Esoteric Patterns
What we can learn from Esoteric Pattern (using R)
Setup
If {explore} is not installed, install it from CRAN (you need explore 1.2.0 or higher)
install.packages("explore")
Then we can use it to create (and explore) some “esoteric data”
library(explore)
data <- create_data_esoteric()
Let’s see how the data looks like:
data |> describe_tbl()
1 000 (1k) observations with 6 variables
0 observations containing missings (NA)
0 variables containing missings (NA)
0 variables with no variance
data |> describe_all()
# A tibble: 6 × 8
variable type na na_pct unique min mean max
<chr> <chr> <int> <dbl> <int> <dbl> <dbl> <dbl>
1 starsign chr 0 0 12 NA NA NA
2 chinese chr 0 0 12 NA NA NA
3 moon chr 0 0 4 NA NA NA
4 blood chr 0 0 8 NA NA NA
5 fingers_crossed int 0 0 2 0 0.17 1
6 success int 0 0 2 0 0.51 1
So we have a dataset with 1000 observations and 6 variables. Let’s take a closer look:
data |> explore_all()
The obvious question is: is there a correlation between success and the other variables:
data |> explore_all(target = success, targetpct = TRUE)

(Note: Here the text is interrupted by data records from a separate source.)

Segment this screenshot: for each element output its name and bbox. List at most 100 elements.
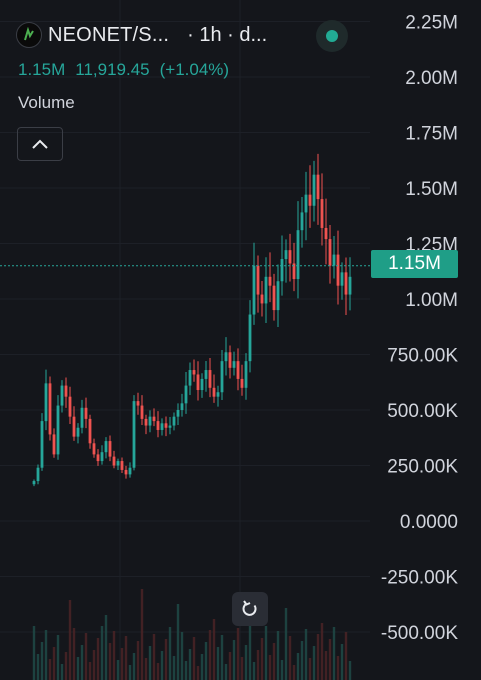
candle-body (284, 250, 288, 260)
volume-bar (72, 628, 76, 680)
volume-bar (84, 633, 88, 680)
volume-bar (336, 656, 340, 680)
candle-body (40, 421, 44, 468)
candle-body (48, 383, 52, 435)
candle-body (152, 416, 156, 422)
candle-body (180, 403, 184, 410)
volume-bar (244, 645, 248, 680)
quote-volume: 1.15M (18, 60, 66, 79)
candle-body (208, 370, 212, 388)
volume-bars (32, 589, 352, 680)
candle-body (32, 481, 36, 485)
volume-bar (316, 634, 320, 680)
y-tick-label: 2.00M (405, 68, 458, 89)
candle-body (204, 370, 208, 379)
candle-body (144, 418, 148, 426)
volume-bar (180, 632, 184, 680)
candle-body (64, 385, 68, 397)
volume-bar (328, 639, 332, 680)
candle-body (44, 383, 48, 422)
symbol-name[interactable]: NEONET/S... (48, 23, 170, 46)
volume-bar (92, 650, 96, 680)
reset-chart-button[interactable] (232, 592, 268, 626)
volume-pane-label: Volume (18, 93, 75, 112)
volume-bar (256, 650, 260, 680)
candle-body (76, 427, 80, 437)
y-tick-label: 1.75M (405, 124, 458, 145)
collapse-pane-button[interactable] (17, 127, 63, 161)
volume-bar (340, 644, 344, 680)
candle-body (56, 405, 60, 455)
volume-bar (284, 608, 288, 680)
volume-bar (152, 634, 156, 680)
candle-body (84, 407, 88, 419)
candle-body (300, 212, 304, 231)
y-tick-label: 1.50M (405, 179, 458, 200)
price-axis[interactable]: 2.25M2.00M1.75M1.50M1.25M1.00M750.00K500… (381, 13, 458, 645)
candle-body (72, 416, 76, 437)
candle-body (88, 418, 92, 444)
candle-body (292, 263, 296, 280)
candle-body (108, 441, 112, 457)
interval-label[interactable]: · 1h · d... (187, 23, 268, 46)
candle-body (328, 239, 332, 266)
volume-bar (172, 656, 176, 680)
volume-bar (264, 626, 268, 680)
candle-body (132, 401, 136, 468)
candle-body (220, 361, 224, 393)
y-tick-label: 250.00K (387, 457, 458, 478)
volume-bar (136, 641, 140, 680)
candle-body (344, 272, 348, 295)
volume-bar (184, 661, 188, 680)
volume-bar (104, 615, 108, 680)
candle-body (296, 230, 300, 280)
volume-bar (288, 636, 292, 680)
volume-bar (100, 626, 104, 680)
candle-body (324, 227, 328, 240)
candle-body (240, 378, 244, 388)
candle-body (136, 401, 140, 406)
candle-body (188, 370, 192, 386)
y-tick-label: -250.00K (381, 568, 458, 589)
volume-bar (248, 593, 252, 680)
volume-bar (96, 638, 100, 680)
candle-body (52, 434, 56, 455)
volume-bar (332, 627, 336, 680)
volume-bar (272, 643, 276, 680)
volume-bar (304, 629, 308, 680)
candle-body (312, 174, 316, 206)
candle-body (276, 281, 280, 311)
candle-body (168, 425, 172, 428)
candle-body (104, 441, 108, 453)
volume-bar (228, 652, 232, 680)
market-open-dot-icon[interactable] (316, 20, 348, 52)
quote-change: (+1.04%) (159, 60, 230, 79)
candle-body (320, 199, 324, 228)
candle-body (244, 361, 248, 388)
volume-bar (220, 635, 224, 680)
candle-body (192, 370, 196, 375)
quote-row: 1.15M 11,919.45 (+1.04%) (18, 60, 229, 80)
candle-body (252, 265, 256, 315)
volume-bar (120, 648, 124, 680)
candle-body (248, 314, 252, 362)
neonet-logo-icon (16, 22, 42, 48)
candle-body (336, 254, 340, 286)
candle-body (232, 361, 236, 368)
volume-bar (344, 632, 348, 680)
volume-bar (268, 655, 272, 680)
candle-body (348, 276, 352, 295)
candle-body (160, 423, 164, 430)
volume-bar (292, 665, 296, 680)
reset-chart-icon (242, 600, 257, 616)
volume-bar (68, 600, 72, 680)
volume-bar (164, 639, 168, 680)
candle-body (128, 467, 132, 475)
candle-body (80, 407, 84, 428)
candle-body (200, 378, 204, 391)
volume-bar (132, 653, 136, 680)
candle-body (280, 259, 284, 282)
y-tick-label: -500.00K (381, 623, 458, 644)
candle-body (340, 272, 344, 286)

Ok, there are some intersting correlations. But what does that actually mean? Does starsign “Pisces”, chinese zodiac “Monkey”, a waxing moon, blood type A- or keeping fingers crossed have a positive impact on success?
What if these patterns are just random? We can find out by testing if these patterns are statistically significant:
data |> abtest(starsign == "Pisces", target = success)
The A/B test shows, that the relationship between starsign “Pisces” and success is not statistically significant. People with starsign “Pisces” have a higher chance of success (in this data), but this seems to be only a random pattern, not a real correlation (or causation).
We can A/B test all the other variables too
data |> abtest(chinese == "Monkey", target = success)
data |> abtest(moon == "Waxing (+)", target = success)
data |> abtest(blood == "A-", target = success)
data |> abtest(fingers_crossed == "A-", target = success)
All are not statistically significant (but chinese zodiac “Monkey” and waxing moon are quite close)!
An esoteric minded person could argue, that it tolally makes sense that chinese zodiac “Monkey” and waxing moon tend to have more success, as monkeys are very smart and agile. And a waxing moon is an “increasing” moon, so it can increase success too.
But as a data scientist, we only care about data. What does data tell us about all this?
Well, we have only 1000 observations in the data. So we could get more data and look if these patterns are still there:
data <- create_data_esoteric(obs = 10000, seed = 2)
When exploring the patterns of 10 000 (new) observations, the “esoteric patterns” are getting much smaller or are completely gone.
If we check again chinese zodiac “Monkey” and waxing moon for significance:
They are no loger “close to statistically significant” anymore.
So, the lower the number of observations, the easier it is to find such “esoteric patterns”. Be aware of them!